Published 11:15 am Tuesday, June 14, 2011

Pelham High School graduate Chelsea Thrash was thrown from the second floor of her boyfriend's apartment in Tuscaloosa's Charleston Square apartment complex during an April 27 tornado. (Contributed/Susan DeBruin)

By NEAL WAGNER / City Editor

Pelham High School graduate Chelsea Thrash doesn’t remember much after she heard the deafening roar of an F-4 tornado quickly approaching her boyfriend’s apartment in Tuscaloosa’s Charleston Square April 27.

Her ears popped violently, the building began to blow apart and then she woke up several minutes later in a different location.

“I was on the second floor hiding in the bathroom,” said Thrash, who was studying for exams alone when the devastating twister struck the city. “I heard a huge roar, and the atmospheric pressure got really heavy.

Chelsea Thrash

“I saw the door fly off, and then I lost consciousness,” she added.

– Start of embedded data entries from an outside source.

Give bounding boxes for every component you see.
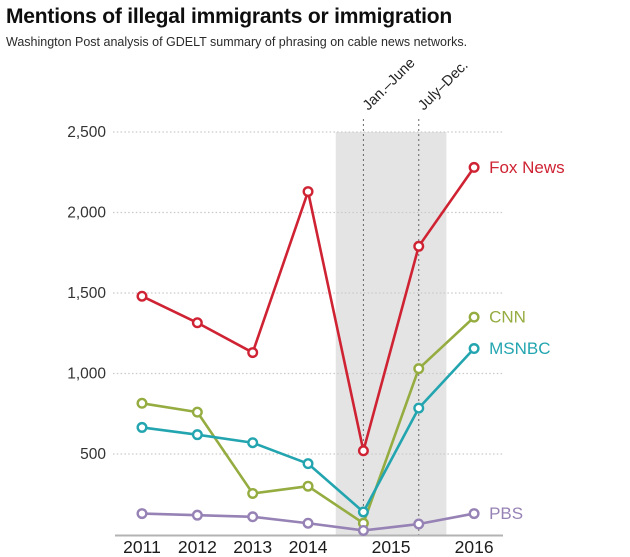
chart-header: Mentions of illegal immigrants or immigr… xyxy=(0,0,630,50)
data-point-cnn-1 xyxy=(191,406,203,418)
data-point-pbs-4 xyxy=(357,524,369,536)
x-tick-label: 2013 xyxy=(233,537,272,557)
data-point-msnbc-4 xyxy=(357,506,369,518)
x-tick-label: 2015 xyxy=(372,537,411,557)
data-point-fox-news-2 xyxy=(247,347,259,359)
data-point-msnbc-6 xyxy=(468,343,480,355)
data-point-pbs-1 xyxy=(191,509,203,521)
y-tick-label: 500 xyxy=(80,446,106,463)
series-label-pbs: PBS xyxy=(489,504,523,523)
annotation-label: Jan.–June xyxy=(360,55,419,114)
data-point-cnn-0 xyxy=(136,397,148,409)
data-point-msnbc-5 xyxy=(413,402,425,414)
data-point-cnn-2 xyxy=(247,487,259,499)
y-tick-label: 2,500 xyxy=(67,124,106,141)
data-point-fox-news-1 xyxy=(191,317,203,329)
y-tick-label: 1,500 xyxy=(67,285,106,302)
data-point-cnn-3 xyxy=(302,480,314,492)
data-point-msnbc-3 xyxy=(302,458,314,470)
page-title: Mentions of illegal immigrants or immigr… xyxy=(6,5,453,28)
data-point-pbs-5 xyxy=(413,518,425,530)
data-point-pbs-3 xyxy=(302,517,314,529)
series-label-cnn: CNN xyxy=(489,308,526,327)
data-point-pbs-0 xyxy=(136,508,148,520)
data-point-fox-news-4 xyxy=(357,445,369,457)
series-label-msnbc: MSNBC xyxy=(489,339,550,358)
data-point-fox-news-3 xyxy=(302,186,314,198)
data-point-msnbc-1 xyxy=(191,429,203,441)
data-point-pbs-2 xyxy=(247,511,259,523)
x-tick-label: 2011 xyxy=(123,537,161,557)
data-point-msnbc-2 xyxy=(247,437,259,449)
x-tick-label: 2012 xyxy=(178,537,217,557)
y-tick-label: 2,000 xyxy=(67,205,106,222)
x-tick-label: 2016 xyxy=(455,537,494,557)
series-label-fox-news: Fox News xyxy=(489,158,565,177)
data-point-fox-news-5 xyxy=(413,240,425,252)
data-point-fox-news-0 xyxy=(136,290,148,302)
data-point-cnn-6 xyxy=(468,311,480,323)
annotation-label: July–Dec. xyxy=(415,57,471,113)
y-tick-label: 1,000 xyxy=(67,366,106,383)
page-subtitle: Washington Post analysis of GDELT summar… xyxy=(6,35,468,50)
data-point-cnn-5 xyxy=(413,363,425,375)
data-point-fox-news-6 xyxy=(468,161,480,173)
data-point-pbs-6 xyxy=(468,508,480,520)
highlight-band xyxy=(335,132,447,535)
x-tick-label: 2014 xyxy=(289,537,328,557)
data-point-msnbc-0 xyxy=(136,421,148,433)
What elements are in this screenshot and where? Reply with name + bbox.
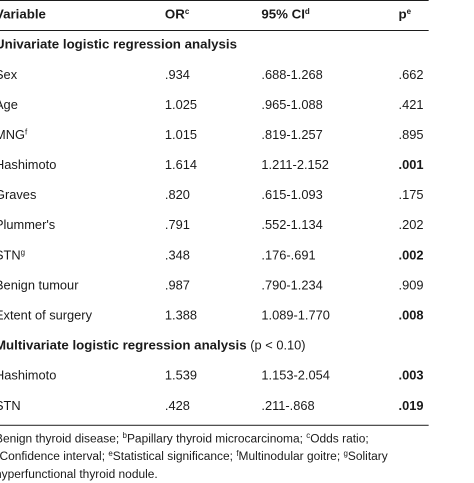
header-ci: 95% CId — [261, 7, 310, 23]
cell-p: .662 — [398, 68, 424, 83]
cell-variable: Extent of surgery — [0, 308, 93, 324]
cell-or: .987 — [164, 278, 190, 293]
cell-ci: 1.211-2.152 — [261, 158, 329, 173]
cell-variable: Graves — [0, 188, 37, 203]
section-title-univariate: Univariate logistic regression analysis — [0, 37, 238, 53]
table-row: Age 1.025 .965-1.088 .421 — [0, 90, 429, 120]
cell-ci: .552-1.134 — [261, 218, 323, 233]
cell-p: .895 — [398, 128, 424, 143]
cell-p: .008 — [398, 308, 424, 324]
header-row: Variable ORc 95% CId pe — [0, 0, 429, 30]
cell-or: 1.025 — [164, 98, 198, 113]
table-row: Plummer's .791 .552-1.134 .202 — [0, 211, 429, 241]
cell-or: .428 — [164, 399, 190, 414]
cell-ci: .176-.691 — [261, 248, 316, 263]
cell-variable: Age — [0, 98, 18, 113]
header-p: pe — [398, 7, 412, 23]
cell-or: .934 — [164, 68, 190, 83]
cell-p: .019 — [398, 399, 424, 414]
cell-p: .002 — [398, 248, 424, 263]
cell-ci: .965-1.088 — [261, 98, 323, 113]
table-row: Hashimoto 1.539 1.153-2.054 .003 — [0, 361, 429, 391]
cell-ci: .688-1.268 — [261, 68, 323, 83]
top-rule — [0, 0, 429, 1]
cell-or: 1.614 — [164, 158, 198, 173]
cell-variable: MNGf — [0, 127, 28, 143]
cell-ci: .615-1.093 — [261, 188, 323, 203]
table-row: Extent of surgery 1.388 1.089-1.770 .008 — [0, 301, 429, 331]
table-row: Benign tumour .987 .790-1.234 .909 — [0, 271, 429, 301]
cell-or: 1.539 — [164, 369, 198, 384]
table-row: Graves .820 .615-1.093 .175 — [0, 181, 429, 211]
table-row: STN .428 .211-.868 .019 — [0, 391, 429, 421]
bottom-rule — [0, 424, 429, 426]
header-rule — [0, 30, 429, 31]
cell-p: .001 — [398, 158, 424, 173]
cell-p: .909 — [398, 278, 424, 293]
cell-variable: Hashimoto — [0, 369, 57, 384]
cell-p: .421 — [398, 98, 424, 113]
header-variable: Variable — [0, 7, 46, 23]
cell-ci: .819-1.257 — [261, 128, 323, 143]
cell-or: .791 — [164, 218, 190, 233]
cell-or: .820 — [164, 188, 190, 203]
cell-ci: .211-.868 — [261, 399, 315, 414]
cell-or: 1.388 — [164, 308, 198, 324]
cell-or: 1.015 — [164, 128, 198, 143]
table-footnote: Benign thyroid disease; bPapillary thyro… — [0, 430, 388, 481]
cell-variable: Plummer's — [0, 218, 56, 233]
section-title-multivariate: Multivariate logistic regression analysi… — [0, 338, 306, 354]
cell-variable: Hashimoto — [0, 158, 57, 173]
cell-or: .348 — [164, 248, 190, 263]
header-or: ORc — [164, 7, 190, 23]
table-row: Sex .934 .688-1.268 .662 — [0, 60, 429, 90]
cell-variable: STN — [0, 399, 21, 414]
cell-ci: 1.153-2.054 — [261, 369, 330, 384]
table-row: STNg .348 .176-.691 .002 — [0, 241, 429, 271]
cell-variable: Benign tumour — [0, 278, 79, 293]
cell-ci: 1.089-1.770 — [261, 308, 330, 324]
cell-variable: Sex — [0, 68, 18, 83]
cell-ci: .790-1.234 — [261, 278, 323, 293]
table-row: Hashimoto 1.614 1.211-2.152 .001 — [0, 150, 429, 180]
table-row: MNGf 1.015 .819-1.257 .895 — [0, 120, 429, 150]
cell-p: .202 — [398, 218, 424, 233]
cell-p: .175 — [398, 188, 424, 203]
cell-p: .003 — [398, 369, 424, 384]
cell-variable: STNg — [0, 247, 26, 263]
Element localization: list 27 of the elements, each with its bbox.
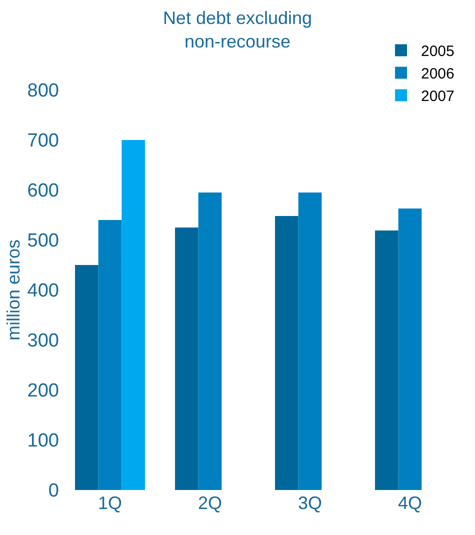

When she awoke, she was lying in the apartment’s courtyard, and did not recognize anything around her.

“I looked up and just saw complete destruction. There were no supporting walls, no roofs, nothing. Everything was gone,” Thrash said. “I just started screaming for help.”

As she laid on the ground, one thought kept filling her mind. As a biology major at The University of Alabama, she knew the potential danger she could be in.

“I couldn’t feel my legs, so I knew it had to be a spinal cord injury,” she said. “I knew if I tried to move, it could only do more damage.”

People who began pouring out of the apartment complex and the surrounding buildings gave Thrash a sense of relief, but they also brought bad news. Soon after Thrash’s rescuers made contact with her, they began telling her another tornado was possibly on its way.

“The sky was gray, so we were really starting to worry,” Thrash said.

After the group of volunteers found her, they used the top of a table to form a makeshift stretcher and lift Thrash into the back of a waiting pickup truck. The truck then drove her to the triage center at Druid City Hospital, where doctors discovered her L1 vertebrae had been shattered “into a million pieces,” and her spine had been shifted out of alignment, said Thrash’s mother, Kelle Thrash.

After spending more than a month in the hospital and in an inpatient rehabilitation facility, Chelsea Thrash returned home to Pelham on June 4, where she is currently recovering and still attending outpatient rehabilitation sessions.

She said she is hoping to be able to walk unassisted by the end of the summer, and is looking to return to UA as soon as she can.

“She has just been great through this whole thing,” Kelle Thrash said. “We are glad to have her home.”

Looking back on the incident, Chelsea Thrash called the incident “surreal,” and said she did not fully comprehend the destruction in Tuscaloosa until she saw news reports in the days after the tornado.

“When we got put under a tornado warning that day, I didn’t think much about it,” she said. “It seemed like we had been under tornado warnings all week.

“It was like a dream,” Chelsea Thrash added. “I didn’t realize how bad it was until I saw it on TV.”